12. The control method of the printing apparatus according to claim 11, wherein, in the first determining step, the state of the remaining amount is determined to be the remaining amount low state in a case where the usage amount obtained in the first obtaining step is the first threshold or more and the remaining amount in the tank obtained in the second obtaining step is the second threshold or less.

13. The control method of the printing apparatus according to claim 11, wherein, in the first determining step, the state of the remaining amount is determined to be the remaining amount low state in a case where the usage amount is not obtained in the first obtaining step and the remaining amount in the tank obtained in the second obtaining step is a second threshold or less.

14. The control method of the printing apparatus according to claim 11, further comprising a notifying step of notifying a server of information indicating that the remaining amount of the expendable in the expendable replenishment container is low, in a case where the situation where the remaining amount of the expendable is lower than the predetermined value is detected in the detecting step.

15. The control method of the printing apparatus according to claim 14, wherein in the case where the notification of the information to the server is performed in the notifying step, the usage amount is reset and time and date of the detection of the situation where the remaining amount of the expendable in the expendable replenishment container is lower than the predetermined value are updated.

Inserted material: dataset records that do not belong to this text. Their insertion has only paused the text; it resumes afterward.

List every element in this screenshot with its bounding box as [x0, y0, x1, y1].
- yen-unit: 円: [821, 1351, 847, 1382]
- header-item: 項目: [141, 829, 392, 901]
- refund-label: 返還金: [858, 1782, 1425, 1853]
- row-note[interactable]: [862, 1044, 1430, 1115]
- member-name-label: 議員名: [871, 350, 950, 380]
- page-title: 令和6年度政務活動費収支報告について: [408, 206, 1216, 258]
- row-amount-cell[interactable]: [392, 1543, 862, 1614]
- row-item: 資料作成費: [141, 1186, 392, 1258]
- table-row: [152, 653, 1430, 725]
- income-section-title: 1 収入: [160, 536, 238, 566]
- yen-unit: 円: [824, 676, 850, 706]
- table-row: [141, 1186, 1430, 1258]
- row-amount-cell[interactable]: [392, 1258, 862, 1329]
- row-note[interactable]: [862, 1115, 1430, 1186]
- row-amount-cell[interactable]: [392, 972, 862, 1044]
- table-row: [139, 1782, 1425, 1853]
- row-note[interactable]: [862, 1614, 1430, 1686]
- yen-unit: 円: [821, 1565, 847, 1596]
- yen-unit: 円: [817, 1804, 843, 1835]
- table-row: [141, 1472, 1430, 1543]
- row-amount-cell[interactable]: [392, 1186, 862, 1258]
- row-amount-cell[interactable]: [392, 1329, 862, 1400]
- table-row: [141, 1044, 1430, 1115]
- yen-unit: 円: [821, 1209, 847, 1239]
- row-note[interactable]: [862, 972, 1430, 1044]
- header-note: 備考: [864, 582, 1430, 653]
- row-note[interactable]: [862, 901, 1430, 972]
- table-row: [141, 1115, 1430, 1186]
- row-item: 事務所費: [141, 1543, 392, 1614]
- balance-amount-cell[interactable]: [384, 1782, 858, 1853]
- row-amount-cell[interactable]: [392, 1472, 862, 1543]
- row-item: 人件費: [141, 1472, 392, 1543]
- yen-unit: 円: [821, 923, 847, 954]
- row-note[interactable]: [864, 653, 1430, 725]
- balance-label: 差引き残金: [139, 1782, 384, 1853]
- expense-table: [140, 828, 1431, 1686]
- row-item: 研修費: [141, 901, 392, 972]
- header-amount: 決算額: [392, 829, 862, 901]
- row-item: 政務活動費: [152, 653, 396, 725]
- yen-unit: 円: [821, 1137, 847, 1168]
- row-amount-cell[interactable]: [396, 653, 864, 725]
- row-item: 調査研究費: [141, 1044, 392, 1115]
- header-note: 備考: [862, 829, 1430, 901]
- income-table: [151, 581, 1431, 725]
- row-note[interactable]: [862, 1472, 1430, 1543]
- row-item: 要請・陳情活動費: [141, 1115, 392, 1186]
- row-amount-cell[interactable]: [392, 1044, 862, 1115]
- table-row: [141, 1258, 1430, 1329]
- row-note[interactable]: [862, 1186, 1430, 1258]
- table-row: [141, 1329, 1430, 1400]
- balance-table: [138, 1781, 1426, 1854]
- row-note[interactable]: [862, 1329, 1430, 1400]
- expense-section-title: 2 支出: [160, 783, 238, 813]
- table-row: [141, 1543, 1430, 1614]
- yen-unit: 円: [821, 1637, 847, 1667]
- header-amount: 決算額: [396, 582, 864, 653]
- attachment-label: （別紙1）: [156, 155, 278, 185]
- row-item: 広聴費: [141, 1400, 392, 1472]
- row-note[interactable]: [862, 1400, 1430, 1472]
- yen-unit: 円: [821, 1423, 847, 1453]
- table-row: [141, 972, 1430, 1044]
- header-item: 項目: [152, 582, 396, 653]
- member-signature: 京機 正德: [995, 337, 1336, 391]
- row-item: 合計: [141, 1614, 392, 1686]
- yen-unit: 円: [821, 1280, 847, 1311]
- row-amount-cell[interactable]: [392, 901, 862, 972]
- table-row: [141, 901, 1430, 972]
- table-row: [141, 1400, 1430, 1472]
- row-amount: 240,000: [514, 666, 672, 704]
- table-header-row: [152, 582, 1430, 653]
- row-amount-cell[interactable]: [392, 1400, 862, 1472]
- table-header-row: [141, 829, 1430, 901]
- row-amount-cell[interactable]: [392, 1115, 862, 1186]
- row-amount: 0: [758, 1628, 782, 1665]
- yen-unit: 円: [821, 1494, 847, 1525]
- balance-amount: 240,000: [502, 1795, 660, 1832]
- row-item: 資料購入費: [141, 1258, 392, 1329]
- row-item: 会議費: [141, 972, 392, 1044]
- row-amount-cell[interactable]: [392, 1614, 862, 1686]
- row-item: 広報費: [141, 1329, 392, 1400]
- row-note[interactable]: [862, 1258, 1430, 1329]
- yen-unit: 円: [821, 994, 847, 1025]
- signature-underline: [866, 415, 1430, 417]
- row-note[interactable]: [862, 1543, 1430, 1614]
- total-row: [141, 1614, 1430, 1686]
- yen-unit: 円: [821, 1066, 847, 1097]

16. The control method of the printing apparatus according to claim 14, further comprising a canceling step of canceling the remaining amount low state depending on whether or not the usage amount obtained in the first obtaining step has reached or exceeded a third threshold in the remaining amount low state, wherein

notification of the cancelation of the remaining amount low state in the canceling step is made to the server in the notification step.

17. The control method of the printing apparatus according to claim 15, wherein the usage amount is obtainable in the first obtaining step in a case where obtaining of the time and date is successful.

18. The control method of the printing apparatus according to claim 11, wherein the expendable is ink.

19. A non-transitory computer readable storage medium storing a program which causes a computer to function as a printing apparatus that includes a tank configured to store an expendable injected from an expendable replenishment container and that prints an image by ejecting the expendable from the tank, wherein

the program causes the printing apparatus to function as: a first obtaining unit that obtains a usage amount of the expendable from a time point of detection of a situation where a remaining amount of the expendable in the expendable replenishment container is lower than a predetermined value; a second obtaining unit that obtains a remaining amount in the tank; a first determination unit that determines a state of the remaining amount of the expendable in the expendable replenishment container by comparing the usage amount obtained by the first obtaining unit and the remaining amount in the tank obtained by the second obtaining unit with thresholds set respectively for the usage amount and the remaining amount; and a detection unit that detects the situation where the remaining amount of the expendable in the expendable replenishment container is lower than the predetermined value, in a case where the state determined by the first determination unit is a remaining amount low state.